Лёша принял сидячее положение и задумчиво спросил:
– А не выпить ли нам, в конце-то концов, а?
Когда мы на следующее утро проснулись, то решили, что проспали начало войны. Люди и гости ходили по дому с тревожными, немигающими глазами и серым шероховатыми лицами. «Что случилось?» – спросили мы, и на нас посмотрели. Всё вокруг было непонятно.
Между тем на улице ярко светило солнце, и сквозь открытые окна, двери в дом вливалось тепло; пчёлы радостно жужжали на окнах и весело стукались лбами о стекло; на столе в большой комнате была аккуратно разложена утренняя закуска; тело чувствовало некоторое отягощение головой, но зато было счастье пить дядин-Витин огуречный рассол и находить свой организм освобождаемым от шлаков. В лучах солнца мерцал экран работающего телевизора. Я прибавил громкость. Шёл какой-то очень известный сериал.
«Вам сколько кусочков сахара?» – спрашивала одна актриса.
«Мне? – поднимала глаза другая. – Мне четыре кусочка. Только не размешивайте, пожалуйста. Я не люблю сладкого».

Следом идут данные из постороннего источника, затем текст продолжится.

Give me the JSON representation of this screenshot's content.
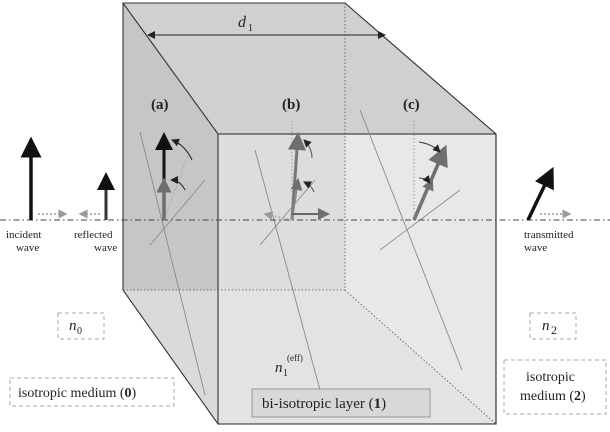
{
  "labels": {
    "thickness": "d",
    "thickness_sub": "1",
    "case_a": "(a)",
    "case_b": "(b)",
    "case_c": "(c)",
    "incident_1": "incident",
    "incident_2": "wave",
    "reflected_1": "reflected",
    "reflected_2": "wave",
    "transmitted_1": "transmitted",
    "transmitted_2": "wave",
    "n0": "n",
    "n0_sub": "0",
    "n1": "n",
    "n1_sub": "1",
    "n1_sup": "(eff)",
    "n2": "n",
    "n2_sub": "2",
    "medium0_text": "isotropic medium (",
    "medium0_num": "0",
    "medium0_close": ")",
    "layer1_text": "bi-isotropic layer (",
    "layer1_num": "1",
    "layer1_close": ")",
    "medium2_line1": "isotropic",
    "medium2_line2": "medium (",
    "medium2_num": "2",
    "medium2_close": ")"
  },
  "colors": {
    "back_face": "#b5b5b5",
    "left_face": "#c8c8c8",
    "top_face": "#d2d2d2",
    "front_face": "#e2e2e2",
    "edge": "#333333",
    "arrow_dark": "#111111",
    "arrow_mid": "#6e6e6e",
    "arrow_light": "#9a9a9a"
  }
}
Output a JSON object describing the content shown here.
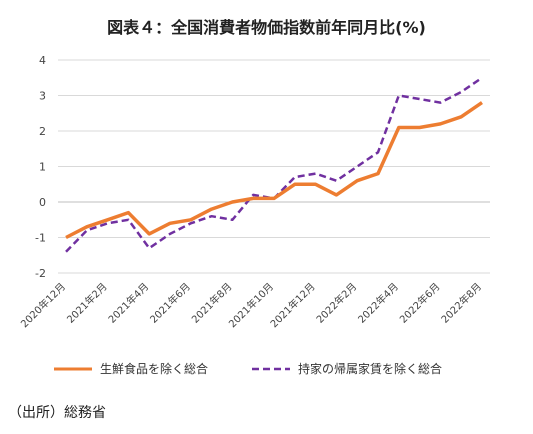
{
  "title": "図表４：全国消費者物価指数前年同月比(%)",
  "source": "（出所）総務省",
  "chart_data": {
    "type": "line",
    "x": [
      "2020年12月",
      "2021年1月",
      "2021年2月",
      "2021年3月",
      "2021年4月",
      "2021年5月",
      "2021年6月",
      "2021年7月",
      "2021年8月",
      "2021年9月",
      "2021年10月",
      "2021年11月",
      "2021年12月",
      "2022年1月",
      "2022年2月",
      "2022年3月",
      "2022年4月",
      "2022年5月",
      "2022年6月",
      "2022年7月",
      "2022年8月"
    ],
    "xtick_labels": [
      "2020年12月",
      "2021年2月",
      "2021年4月",
      "2021年6月",
      "2021年8月",
      "2021年10月",
      "2021年12月",
      "2022年2月",
      "2022年4月",
      "2022年6月",
      "2022年8月"
    ],
    "ylim": [
      -2,
      4
    ],
    "yticks": [
      -2,
      -1,
      0,
      1,
      2,
      3,
      4
    ],
    "grid": true,
    "legend_position": "bottom",
    "series": [
      {
        "name": "生鮮食品を除く総合",
        "color": "#ED7D31",
        "style": "solid",
        "values": [
          -1.0,
          -0.7,
          -0.5,
          -0.3,
          -0.9,
          -0.6,
          -0.5,
          -0.2,
          0.0,
          0.1,
          0.1,
          0.5,
          0.5,
          0.2,
          0.6,
          0.8,
          2.1,
          2.1,
          2.2,
          2.4,
          2.8
        ]
      },
      {
        "name": "持家の帰属家賃を除く総合",
        "color": "#7030A0",
        "style": "dashed",
        "values": [
          -1.4,
          -0.8,
          -0.6,
          -0.5,
          -1.3,
          -0.9,
          -0.6,
          -0.4,
          -0.5,
          0.2,
          0.1,
          0.7,
          0.8,
          0.6,
          1.0,
          1.4,
          3.0,
          2.9,
          2.8,
          3.1,
          3.5
        ]
      }
    ]
  }
}
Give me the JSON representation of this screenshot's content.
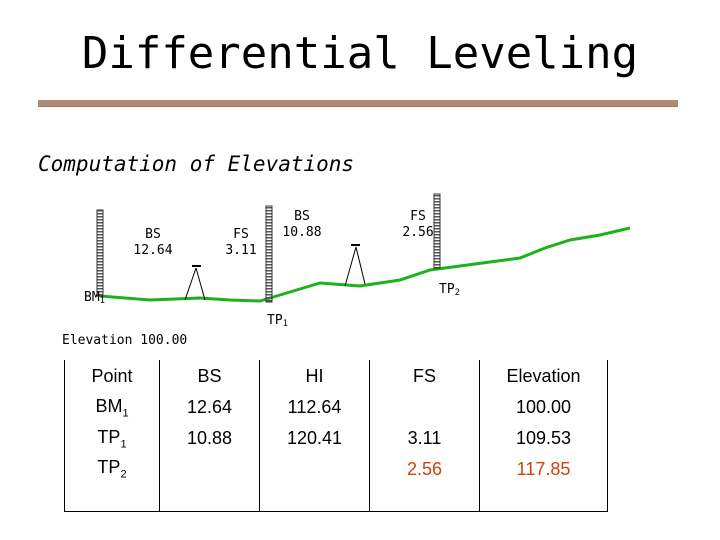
{
  "title": "Differential Leveling",
  "subtitle": "Computation of Elevations",
  "diagram": {
    "rod1": {
      "label": "BS",
      "value": "12.64"
    },
    "rod2": {
      "label": "FS",
      "value": "3.11"
    },
    "rod3": {
      "label": "BS",
      "value": "10.88"
    },
    "rod4": {
      "label": "FS",
      "value": "2.56"
    },
    "bm_label": "BM",
    "bm_sub": "1",
    "tp1_label": "TP",
    "tp1_sub": "1",
    "tp2_label": "TP",
    "tp2_sub": "2",
    "elevation_caption": "Elevation 100.00"
  },
  "table": {
    "headers": {
      "point": "Point",
      "bs": "BS",
      "hi": "HI",
      "fs": "FS",
      "elevation": "Elevation"
    },
    "rows": [
      {
        "point": "BM",
        "point_sub": "1",
        "bs": "12.64",
        "hi": "112.64",
        "fs": "",
        "elevation": "100.00"
      },
      {
        "point": "TP",
        "point_sub": "1",
        "bs": "10.88",
        "hi": "120.41",
        "fs": "3.11",
        "elevation": "109.53"
      },
      {
        "point": "TP",
        "point_sub": "2",
        "bs": "",
        "hi": "",
        "fs": "2.56",
        "elevation": "117.85"
      }
    ]
  },
  "colors": {
    "ground": "#1bb21b",
    "rule": "#b08a72",
    "highlight": "#d2400c"
  }
}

По другому каналу выступал весь бронзовый от загара юморист Михаил Задорнов, и зал уверенно хохотал. По третьему танцевал Майкл Джексон и делал неприличные движения мошонкой.
– Гимнастика против простатита, – прокомментировал Лёша.
Вряд ли. Вряд ли Майкл Джексон так уж этого боится. Он же не спал на сырой земле. Лёша был вынужден с этим согласиться, потому что сам-то он спал на скамейке.